I’m an adult with an alcoholic mother, please help!?
Posted by adminMay 31
As far as I can remember my mom has enjoyed drinking. Sometimes she’s funny and jokes around, but she has to drink every day and becomes a monster when she drinks vodka. Attacking us emotionally (she’s done it to me and my father and sister multiple times) she gets physically violent, and once when taunting me to punch her, got so angry she began to punch her own face & laugh. This is such a severe problem. I’m growing distant from my mom because I can’ ttake it anymore. I haven’t lived at home for over 7 years, but I am close to my family and we talk multiple times a week, and they only live ten minutes away. Her drinking is self destructive, and my dad, I feel sorry for him. Her rants last hours upon hours, and I don’t know what to do. Alcoholism has killed to of her brothers, both of which took their own lives, and I fear the same for my mom who is a housewive, and always has been. She has one friend, who I call Grandma, but even she doesn’t know about my moms alcohol problem. My sister and I have been talking about getting her committed to get treatment. I love my mom very much. She’s the first person I call when I have good news, or bad news. Sober she is a great woman, but like I said, a monster when she’s drunk. Any advice would be greatly appreciated. I don’t want to loose this relationship but it is emotionally draining me slowly. Thanks.
5 comments
Comment by Briallen on 05/31/2011 at 8:16 am
Not having first hand experience I can only go from what I’ve heard You can’t help her. She must help herself and I think that you have no choice other than to tell her that you’ll be there when she gets help for her drinking – but not until then. Get details of your local AA meeting and tell her that you’ll even take her there – but she HAS to take that step. Tell her when she’s sober that you love her and that you fear for her – she has to WANT to stop. You need to try and make her want that.
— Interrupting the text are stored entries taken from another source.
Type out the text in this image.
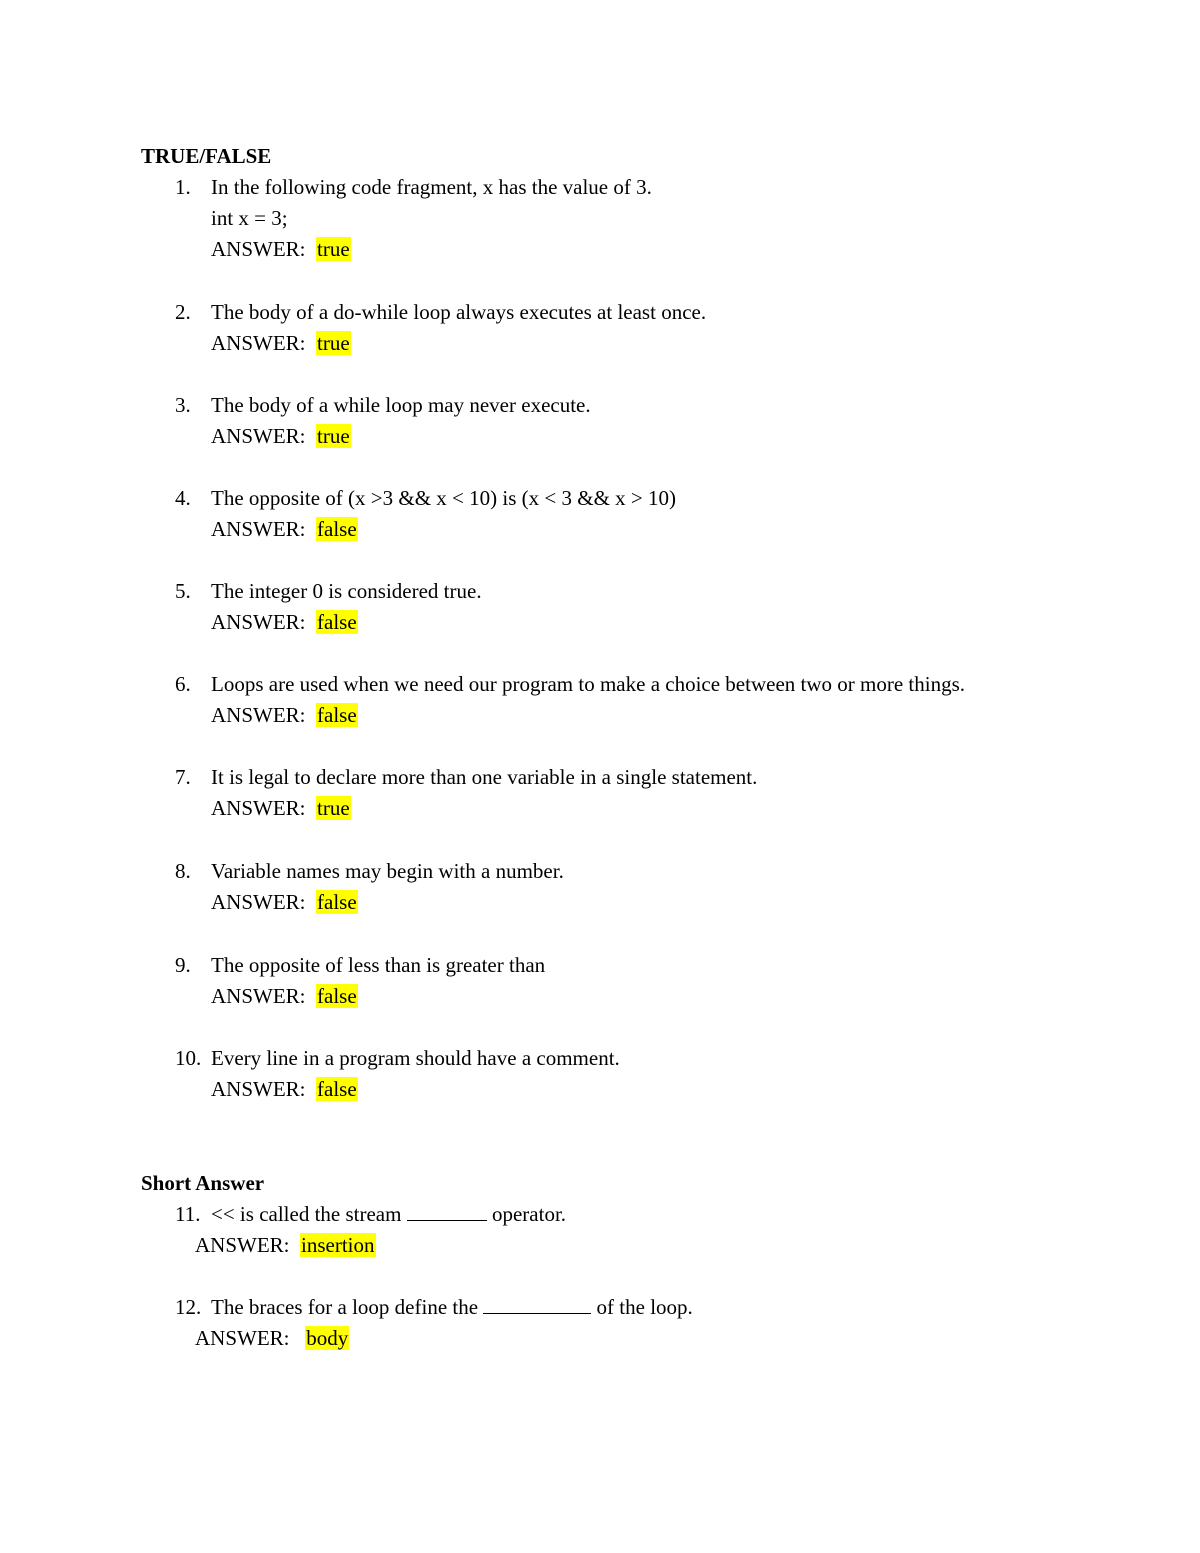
TRUE/FALSE
1. In the following code fragment, x has the value of 3.
int x = 3;
ANSWER: true
2. The body of a do-while loop always executes at least once.
ANSWER: true
3. The body of a while loop may never execute.
ANSWER: true
4. The opposite of (x >3 && x < 10) is (x < 3 && x > 10)
ANSWER: false
5. The integer 0 is considered true.
ANSWER: false
6. Loops are used when we need our program to make a choice between two or more things.
ANSWER: false
7. It is legal to declare more than one variable in a single statement.
ANSWER: true
8. Variable names may begin with a number.
ANSWER: false
9. The opposite of less than is greater than
ANSWER: false
10. Every line in a program should have a comment.
ANSWER: false
Short Answer
11. << is called the stream	operator.
ANSWER: insertion
12. The braces for a loop define the	of the loop.
ANSWER: body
Comment by |strawberry| |fields| |forever| on 05/31/2011 at 8:37 am
It was the same for me, but it was my dad. He abused my mom, verbally, in front of us, and though he drinks less now and sometimes not at all, my mom, sister, and I are damaged in all different ways. my mom divorced him too late, and the damage was done. I can’t tell you whether you should get her help, because she has to want it and unfortunately she may never recover. Some people don’t and you simply can’t predict who will and who won’t. I think you should try an intervention and rehab, but do lots of reearch on the places to take her and the method of intervention. For now, try to stay away from her. I mean emotionally detach yourself from her. She will help herself or accept help if she wants to, and if she is ready. That is the hardest thing to learn: that it is out of your power. I think you should build a rich and fulfilling life for now. Surround yourself with healthy, loving people and work on improving yourself and your career, getting where you want to go, and having fun. Stay close to you grandma. It’s out of your power for the most part, I’m sorry to say. You may not like the idea of this, but try an Alanon meeting. You don’t have to talk to make friends. Listening is nice. It may not be for you. I don’t know. You can love your mom, and she will love you always, despite her problem. Alcoholism is a hard thing. My family isnt fixed and I’m not that wise or lucky, but i hope i’ve helped. Dinnner’s ready!
Comment by little lady on 05/31/2011 at 9:33 am
INTERVENTION!!!!! the only way she can go to rehab is to realize how badly she is hurting you all and then admit herself. rehabilitation is going to be just as hard for her as it is for you to see her drunk but just give her reassurance every day how proud you all are of her if and when she decides to stop. good luck and i really do wish well for you and your family.
Comment by pepsichick12432 on 05/31/2011 at 9:57 am
I think you need to tell her how you feel. Convince her that alcohol is not good for you and convince her to go to rehab. I have the same problem with my mom. I am 14 and have to deal with it. My dad and I convinced my mom to stop drinking by telling her that she is hurting the family by drinking.
I think you need to get her committed to get treatment. She is only going to get worse. I am sorry that this is happening to you. I know how it feels.
Comment by Nick G on 05/31/2011 at 10:02 am
Hi
From what i hav seen and read about alcoholics is that they need to become clean for themselves, they need to do it, no matter how much you want your mum to change, it has to come from her, I think that getting her committed no matter how tempting this is, would ruin your relationship with her, this may be seen as interference and not appreciated, and not be seen as you intended it to be.
I would try and ignore any bad comments, and believe in yourself as a caring individual, and that you are better than she says.
I am no expert on this, but was an alcoholic at 16 yrs old, I gave up because I had my stomach pumped twice and was told by my gp that I would end up with liver failure and be lucky to get to my 21st birthday.
You need to try and point your Mum into a direction that she would be happy fighting for, and it needs to be subtle, so that she believes that it is her own suggestion!
Try research, maybe library or AA for advise.